Two different sources of information were used – before 2002 the source of information was the EUROSTAT questionnaire, and since 2002 the official statistics of SORS. For the period after 2002, the data on electricity production from renewable energy sources, collected by the Statistical Office of the Republic of Slovenia, were used. The data before 2002 were obtained from the EUROSTAT questionnaire. The data on production for hydroelectric power plants, wood and wood waste and biogas were obtained. The data on electricity production from solar energy were obtained for 2004–2007 in the EurObserv'ER barometers. The data for the EU-27 for the period 2000–2008 were obtained from the EUROSTAT database.
Data processing methodology:
The average annual growth of electricity production was calculated using: [(last year/base year) ^ (1/number of years) –1]*100
For the calculation of the share of electricity from RES, the electricity production from RES is subdivided into the gross domestic electricity consumption, which is calculated as the sum of gross (on generator) domestic electricity production from all fuels, and the net import (import of electricity minus export).
The share of electricity from RES in gross electricity consumption is calculated as a quotient of electricity production from RES (hydropower 5510-100100, wind energy 5520-100100, solar energy 5534-100100, geothermal energy 6000-107002, biomass 6000-107011) and gross electricity consumption (gross electricity production plus import minus export).
Annual growth for the indicator is sometimes indicated in percentage points. A percentage point includes an absolute comparison calculated by the formula (nthis year)–(nlast year)=16 %–15 %=1 pp (for instance: if last year the growth was 15 % and this year 16 %, then this year the growth was higher by 1 percentage point). The difference in growth can also be expressed in a relative comparison using the formula [(nthis year/nlast year)*100]–100=[(16 %/15 %)*100]–100=6.7 %, where the growth is indicated in percentages.

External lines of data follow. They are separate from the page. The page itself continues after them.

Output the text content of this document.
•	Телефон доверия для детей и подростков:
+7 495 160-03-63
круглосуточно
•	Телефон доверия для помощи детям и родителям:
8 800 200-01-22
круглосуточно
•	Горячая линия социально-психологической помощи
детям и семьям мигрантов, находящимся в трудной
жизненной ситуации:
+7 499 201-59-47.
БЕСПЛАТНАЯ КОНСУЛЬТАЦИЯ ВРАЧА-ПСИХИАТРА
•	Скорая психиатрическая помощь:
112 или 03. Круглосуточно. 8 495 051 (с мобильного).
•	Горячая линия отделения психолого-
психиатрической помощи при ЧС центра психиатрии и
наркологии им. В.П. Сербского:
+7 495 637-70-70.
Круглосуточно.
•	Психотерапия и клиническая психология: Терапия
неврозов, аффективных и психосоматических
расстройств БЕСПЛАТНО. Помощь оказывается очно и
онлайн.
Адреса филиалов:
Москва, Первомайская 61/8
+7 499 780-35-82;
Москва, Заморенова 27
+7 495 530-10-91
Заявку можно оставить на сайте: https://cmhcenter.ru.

Geographical coverage: The EU-15 is composed of old EU Member States: Austria, Belgium, Denmark, Finland, France, Germany, Greece, Ireland, Italy, Luxembourg, the Netherlands, Portugal, Spain, Sweden, the United Kingdom. The EU-10 (NMS-10) includes Member States that joined the EU in 2004 (Cyprus, Czech Republic, Estonia, Hungary, Lithuania, Latvia, Malta, Poland, Slovenia, Slovakia). The EU-25 includes the EU-15 and EU-10. The EU-27 includes the EU-25 and Bulgaria and Romania.
Information concerning data quality:
- Advantages and disadvantages of the indicator: Officially reported data, calculated on the basis on internationally verified methodologies, were used for the calculation of the indicator. The SORS data do not contain all renewable energy sources (solar energy).
- Relevance, accuracy, robustness, uncertainty:
Reliability of the indicator (archival data): The data are reliable.
Uncertainty of the indicator (scenarios/projections): Scenarios and projections are not available.
- Overall assessment (1 = no major comments, 3 = data to be considered with reservation):
Relevance: 1
Accuracy: 2
Completeness over time: 1
Completeness over space: 1

References:
- EEA, 2007. EN30 Renewable Electricity.
- EurObserv'ER, 2008. Barometri za fotovoltaiko (Barometer for photovoltaics).
- HSE, 2008. Website of the Holding Slovenske elektrarne.
- MG, 2007. Letni energetski pregled za leto 2005 (Annual energy review for 2005).
- MESP, 2009. Operativni program zmanjševanja emisij toplogrednih plinov do leta 2012 (Operational programme for limiting greenhouse gas emissions until 2012).
- Uredba o odlaganju odpadkov na odlagališčih (Decree on the landfill of waste, Official Gazette of the RS, No. 32/06, 98/07, 62/08, 53/09).